Spectral Matting的python實現

田神發表於2018-10-25

原文網址 : https://blog.csdn.net/streamrock/article/details/83216937

Spectral Matting是一個很好的矩陣分析、影像處理例子，是一個很好的學習例子。
在Github上，有Spectral Matting的MATLAB的實現，卻沒找到Python的實現，於是我參考了以下兩個程式碼源：
[1]https://github.com/yaksoy/SemanticSoftSegmentation
[2]https://github.com/MarcoForte/closed-form-matting
用python實現了一次，這次實踐過程收益良多。

[1]是語義軟分割（Yagiz Aksoy, Tae-Hyun Oh, Sylvain Paris, Marc Pollefeys and Wojciech Matusik, “Semantic Soft Segmentation”, ACM Transactions on Graphics (Proc. SIGGRAPH), 2018）的MATLAB實現，它的實現參考了Spectral Matting 原MATLAB的實現方式(http://www.vision.huji.ac.il/SpectralMatting/)，並在其上改動了一些部分，讓程式碼更為清晰，為此我選了這個版本作為python翻譯的參考。
[2]是A closed-form solution to natural image matting的python實現，Spectral Matting其實是closed-form matting的後續，它們在Laplacian矩陣生成的方式上，是完成相同的。
接下來，我將分以下幾部分來實現Spectral Matting：

Laplician矩陣的構建
特徵值與特徵向量選擇
優化——尋找合適的alpha
alpha的初始化
優化迭代的實現
Components的組合

1、Laplician矩陣的構建

根據[1]，影像的Laplicain矩陣中元素為：
$A_q(i,j)=\left\{ \begin{array} {cc} \delta_{ij}-\frac{1}{\vert w_q\vert}\left(1+(I_i-u_q)^T (\Sigma_q+\frac{\epsilon}{\vert w_q \vert}I_{3\times3}) (I_j-u_q) \right)&i,j\in w_q \\0&\text{otherwise} \end{array} \right.\qquad(1)$
其中， $w_q$ 是 $3\times3$ 窗體， $\vert w_q \vert$ 是窗體的pixels的數量， $\Sigma_q$ 是該窗體的 $3\times3$ 協方差， $I_i,I_j$ 是窗體中畫素i和畫素j的顏色值。
這部分的實現程式碼如下：

def _rolling_block(A, block=(3, 3)):
    """Applies sliding window to given matrix."""
    shape = (A.shape[0] - block[0] + 1, A.shape[1] - block[1] + 1) + block
    strides = (A.strides[0], A.strides[1]) + A.strides
    return as_strided(A, shape=shape, strides=strides)
    
def mattingAffinity(img, eps=10**(-7), win_rad=1):
    """Computes Matting Laplacian for a given image.
    Args:
        img: 3-dim numpy matrix with input image
        eps: regularization parameter controlling alpha smoothness
            from Eq. 12 of the original paper. Defaults to 1e-7.
        win_rad: radius of window used to build Matting Laplacian (i.e.
            radius of omega_k in Eq. 12).
    Returns: sparse matrix holding Matting Laplacian.
    """
    win_size = (win_rad * 2 + 1) ** 2
    h, w, d = img.shape
    # Number of window centre indices in h, w axes
    c_h, c_w = h - 2 * win_rad, w - 2 * win_rad
    win_diam = win_rad * 2 + 1

    indsM = np.arange(h * w).reshape((h, w))
    ravelImg = img.reshape(h * w, d)
    win_inds = _rolling_block(indsM, block=(win_diam, win_diam))

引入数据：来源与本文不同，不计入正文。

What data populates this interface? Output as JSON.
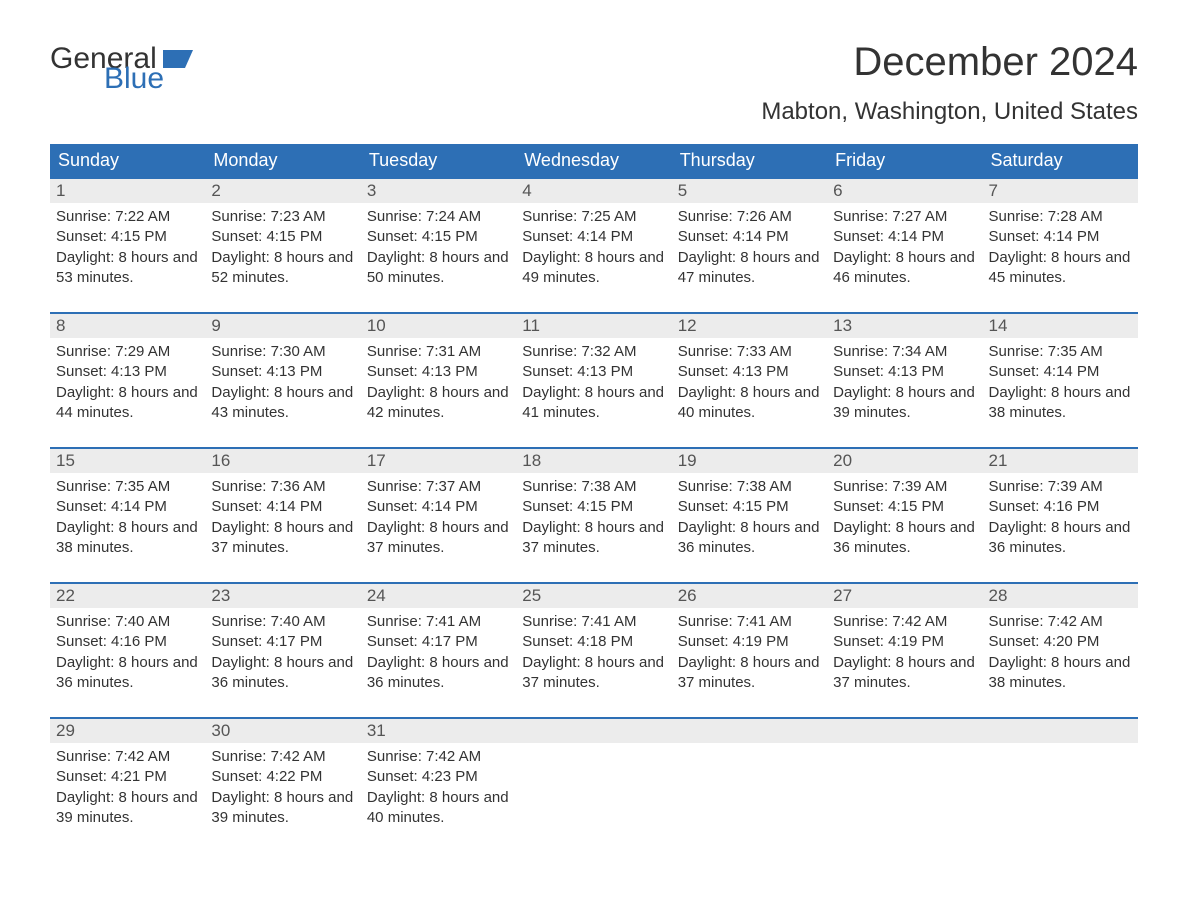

    #win_inds = win_inds.reshape(c_h, c_w, win_size)
    
    win_inds = win_inds.reshape(-1, win_size)
   
    winI = ravelImg[win_inds]

    win_mu = np.mean(winI, axis=1, keepdims=True)
    win_var = np.einsum('...ji,...jk ->...ik', winI, winI) / win_size - np.einsum('...ji,...jk ->...ik', win_mu, win_mu)

    inv = np.linalg.inv(win_var + (eps/win_size)*np.eye(3))

    X = np.einsum('...ij,...jk->...ik', winI - win_mu, inv)
    X = np.einsum('...ij,...kj->...ik', X, winI - win_mu)
    vals = (1.0/win_size)*(1 + X)

    nz_indsCol = np.tile(win_inds, win_size).ravel()
    nz_indsRow = np.repeat(win_inds, win_size).ravel()
    nz_indsVal = vals.ravel()
    A = scipy.sparse.coo_matrix((nz_indsVal, (nz_indsRow, nz_indsCol)), shape=(h*w, h*w))
    return A

def affinityMatrixToLaplacian(aff):
    degree = aff.sum(axis=1)
    degree = np.asarray(degree)
    degree = degree.ravel()
    Lap = scipy.sparse.diags(degree)-aff
    return Lap

其中_rolling_block可將影像按視窗要求（3*3）切成小塊，並返回窗體畫素所在矩陣的index，用於視窗的畫素提取。
公式(1)的具體實現時以下程式碼片段：

win_mu = np.mean(winI, axis=1, keepdims=True)
    win_var = np.einsum('...ji,...jk ->...ik', winI, winI) / win_size - np.einsum('...ji,...jk ->...ik', win_mu, win_mu)

    inv = np.linalg.inv(win_var + (eps/win_size)*np.eye(3))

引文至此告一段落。